Alliant FX/Fortran Compiler V4.2.40 (2.24D41) 23 Mar 1994 15:48:49 Page 1
Source Listing of /usr/users/faculty/white/ma673.dir/heatp.f
1 Program heat
2 dimension u(512,80),index(3,2)
3 real tt1(2),tt2(2)
4 n = 510
5 index(1,1) = 2
6 index(1,2) = n/2
7 index(2,1) = index(1,2) + 1
8 index(2,2) = n
9 maxit = 30
10 f = 1.0
11 kappa = .001
12 dt = 5
13 dx = .1
14 alpha = kappa*dt/(dx*dx)
15 do 10 k = 1,maxit
16 do 12 i = 1,n+1
17 u(i,k) = 0.0
18 12 continue
19 10 continue
20 tbegin = etime(tt1)
21 do 20 k = 1,maxit
22 cvd$l concur
23 cvd$l nodepchk
24 do 25 ipar=1,2
25 cvd$l vector
26 cvd$l nodepchk
27 do 30 i = index(ipar,1),index(ipar,2)
28 u(i,k+1) = dt*f + alpha*(u(i-1,k) + u(i+1,k)) +
29 $ (1 - .2*dt - 2*alpha)*u(i,k)
30 30 continue
31 25 continue
32 20 continue
33 tend = etime(tt2)
34 print*, 'time =', tend - tbegin
35 stop
36 end
Alliant FX/Fortran Compiler V4.2.40 (2.24D41) 23 Mar 1994 15:48:49 Page 2
Source Listing of /usr/users/faculty/white/ma673.dir/heatp.f
------------------- LOOP SUMMARY FOR ROUTINE HEAT -------------------
LABEL INDEX START END NEST COMMENT CD? DP? ITERATIONS
10 K 15 19 1 CONCURRENT OUTER 30
12 I 16 18 2 VECTORIZED 511
20 K 21 32 1 NOT CHOSEN 30
25 IPAR 24 31 2 CONCURRENT OUTER 2
30 I 27 30 3 VECTORIZED
2 VECTOR 0 CONCURRENT 0 VECT-CONCR 2 CON. OUTER
1 NOT OPTMZD 0 NOT INNER 0 TOO SHORT 0 DEPENDENT
5 TOTAL 5 EXAMINED 4 OPTIMIZED
In order to see the effect of concurrent and vector calculations, we did four runs which are recorded in the table below. The serial mode is done by turning off both concurrent and vector computations: use noconcur and novector. The remaining three calculations can be done by the appropriate use of noconcur, concur, novector and vector. The ideal speedup for concurrent calculations is two because the computer has two processors. The ideal speedup for vectorization is four because the vector pipelines of this computer have four segments. In both calculations, we came fairly close. Larger problems (larger n) will increase the speedups. Also, one can combine concurrent and vector computations for at most a speedup of eight; we got about six for this particular problem.
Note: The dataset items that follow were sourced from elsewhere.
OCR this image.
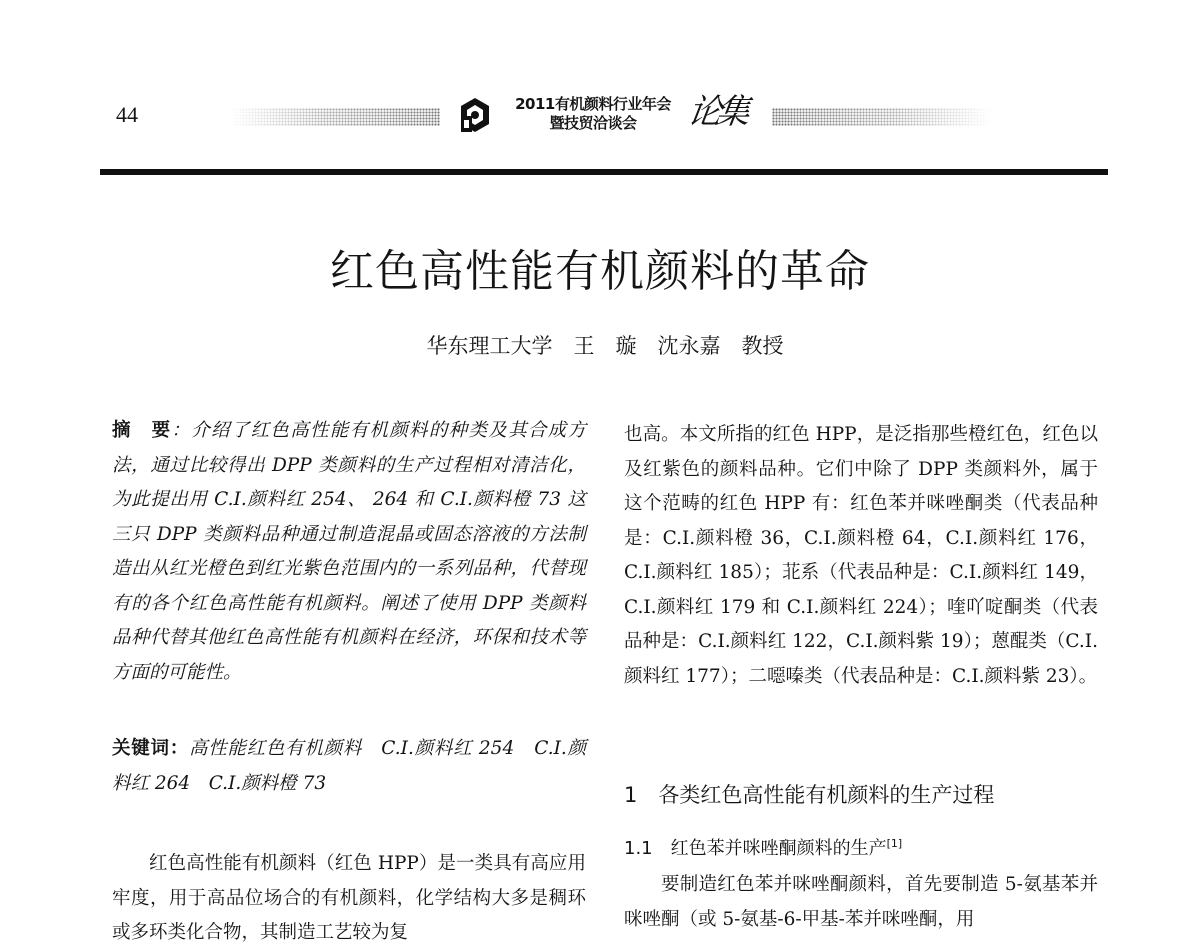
44	2011有机颜料行业年会
暨技贸洽谈会	论集
红色高性能有机颜料的革命
华东理工大学　王　璇　沈永嘉　教授

摘　要：介绍了红色高性能有机颜料的种类及其合成方法，通过比较得出 DPP 类颜料的生产过程相对清洁化，为此提出用 C.I.颜料红 254、 264 和 C.I.颜料橙 73 这三只 DPP 类颜料品种通过制造混晶或固态溶液的方法制造出从红光橙色到红光紫色范围内的一系列品种，代替现有的各个红色高性能有机颜料。阐述了使用 DPP 类颜料品种代替其他红色高性能有机颜料在经济，环保和技术等方面的可能性。

关键词：高性能红色有机颜料　C.I.颜料红 254　C.I.颜料红 264　C.I.颜料橙 73

红色高性能有机颜料（红色 HPP）是一类具有高应用牢度，用于高品位场合的有机颜料，化学结构大多是稠环或多环类化合物，其制造工艺较为复

也高。本文所指的红色 HPP，是泛指那些橙红色，红色以及红紫色的颜料品种。它们中除了 DPP 类颜料外，属于这个范畴的红色 HPP 有：红色苯并咪唑酮类（代表品种是：C.I.颜料橙 36，C.I.颜料橙 64，C.I.颜料红 176，C.I.颜料红 185）；苝系（代表品种是：C.I.颜料红 149，C.I.颜料红 179 和 C.I.颜料红 224）；喹吖啶酮类（代表品种是：C.I.颜料红 122，C.I.颜料紫 19）；蒽醌类（C.I.颜料红 177）；二噁嗪类（代表品种是：C.I.颜料紫 23）。

1　 各类红色高性能有机颜料的生产过程
1.1　 红色苯并咪唑酮颜料的生产[1]

要制造红色苯并咪唑酮颜料，首先要制造 5-氨基苯并咪唑酮（或 5-氨基-6-甲基-苯并咪唑酮，用
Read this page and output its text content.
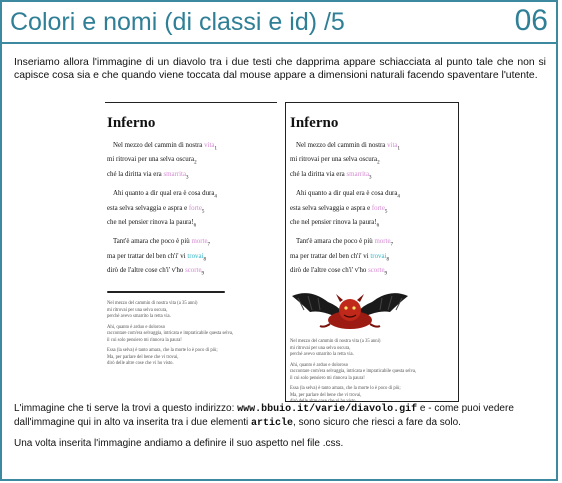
Colori e nomi (di classi e id) /5	06
Inseriamo allora l'immagine di un diavolo tra i due testi che dapprima appare schiacciata al punto tale che non si capisce cosa sia e che quando viene toccata dal mouse appare a dimensioni naturali facendo spaventare l'utente.
Inferno
Nel mezzo del cammin di nostra vita$_1$
mi ritrovai per una selva oscura$_2$
ché la diritta via era smarrita$_3$
Ahi quanto a dir qual era è cosa dura$_4$
esta selva selvaggia e aspra e forte$_5$
che nel pensier rinova la $paura!_6$
Tant'è amara che poco è più morte$_7$
ma per trattar del ben ch'i' vi trovai$_8$
dirò de l'altre cose ch'i' v'ho scorte$_9$

Nel mezzo del cammin di nostra vita (a 35 anni)
mi ritrovai per una selva oscura,
perché avevo smarrito la retta via.

Ahi, quanto è arduo e doloroso
raccontare com'era selvaggia, intricata e impraticabile questa selva,
il cui solo pensiero mi rinnova la paura!

Essa (la selva) è tanto amara, che la morte lo è poco di più;
Ma, per parlare del bene che vi trovai,
dirò delle altre cose che vi ho visto.

Inferno
Nel mezzo del cammin di nostra vita$_1$
mi ritrovai per una selva oscura$_2$
ché la diritta via era smarrita$_3$
Ahi quanto a dir qual era è cosa dura$_4$
esta selva selvaggia e aspra e forte$_5$
che nel pensier rinova la $paura!_6$
Tant'è amara che poco è più morte$_7$
ma per trattar del ben ch'i' vi trovai$_8$
dirò de l'altre cose ch'i' v'ho scorte$_9$

Nel mezzo del cammin di nostra vita (a 35 anni)
mi ritrovai per una selva oscura,
perché avevo smarrito la retta via.

Ahi, quanto è arduo e doloroso
raccontare com'era selvaggia, intricata e impraticabile questa selva,
il cui solo pensiero mi rinnova la paura!

Essa (la selva) è tanto amara, che la morte lo è poco di più;
Ma, per parlare del bene che vi trovai,
dirò delle altre cose che vi ho visto.

L'immagine che ti serve la trovi a questo indirizzo: www.bbuio.it/varie/diavolo.gif e - come puoi vedere dall'immagine qui in alto va inserita tra i due elementi article, sono sicuro che riesci a fare da solo.
Una volta inserita l'immagine andiamo a definire il suo aspetto nel file .css.
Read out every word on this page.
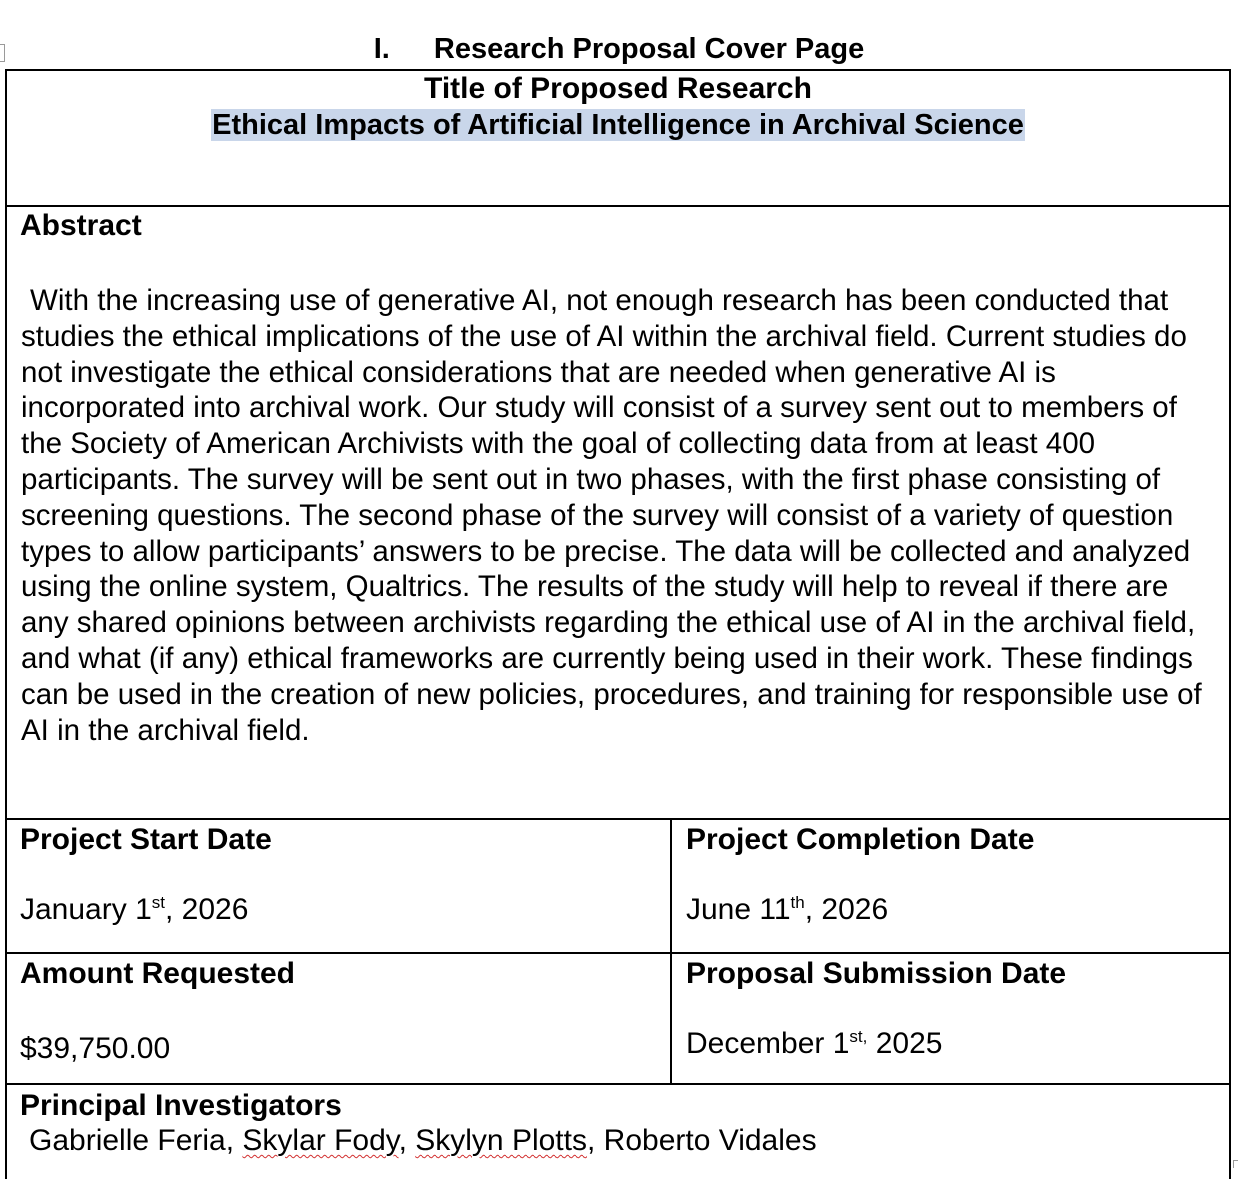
I. Research Proposal Cover Page
Title of Proposed Research
Ethical Impacts of Artificial Intelligence in Archival Science
Abstract
With the increasing use of generative AI, not enough research has been conducted that studies the ethical implications of the use of AI within the archival field. Current studies do not investigate the ethical considerations that are needed when generative AI is incorporated into archival work. Our study will consist of a survey sent out to members of the Society of American Archivists with the goal of collecting data from at least 400 participants. The survey will be sent out in two phases, with the first phase consisting of screening questions. The second phase of the survey will consist of a variety of question types to allow participants’ answers to be precise. The data will be collected and analyzed using the online system, Qualtrics. The results of the study will help to reveal if there are any shared opinions between archivists regarding the ethical use of AI in the archival field, and what (if any) ethical frameworks are currently being used in their work. These findings can be used in the creation of new policies, procedures, and training for responsible use of AI in the archival field.
Project Start Date
January 1st, 2026
Project Completion Date
June 11th, 2026
Amount Requested
$39,750.00
Proposal Submission Date
December $1^{st,}$ 2025
Principal Investigators
Gabrielle Feria, Skylar Fody, Skylyn Plotts, Roberto Vidales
| Table: Effect of Vector/Multiprocessing | |
| Compiler Option | Execution Times (10-3 sec.) |
|---|---|
| Serial | 38.7 |
| Concurrent, 2 processors | 20.4 |
| Vector, 1 processor | 10.8 |
| Concurrent/Vector, 2 processors | 6.5 |
The effective use of vector pipelines and multiprocessing computers will depend on the particular code being executed. There must exist independent calculations within the code. Some computer codes have a large number of independent parts and some have almost none. The use of timing models can give insight to possible performance of codes. Also, some codes can be restructured to have more independent parts.
The modified heat transfer problem for the thin wire resulted in a more restrictive stability condition on the time step. In this case, this restriction was not too severe as the problem reached the steady state solution very quickly. However, if the surrounding temperature is a function of time, this may not happen over such a short time interval. Many computer simulations range over periods of years. In such cases these restrictions on the time step may be too severe. Later we will describe alternative methods to the explicit time discretization.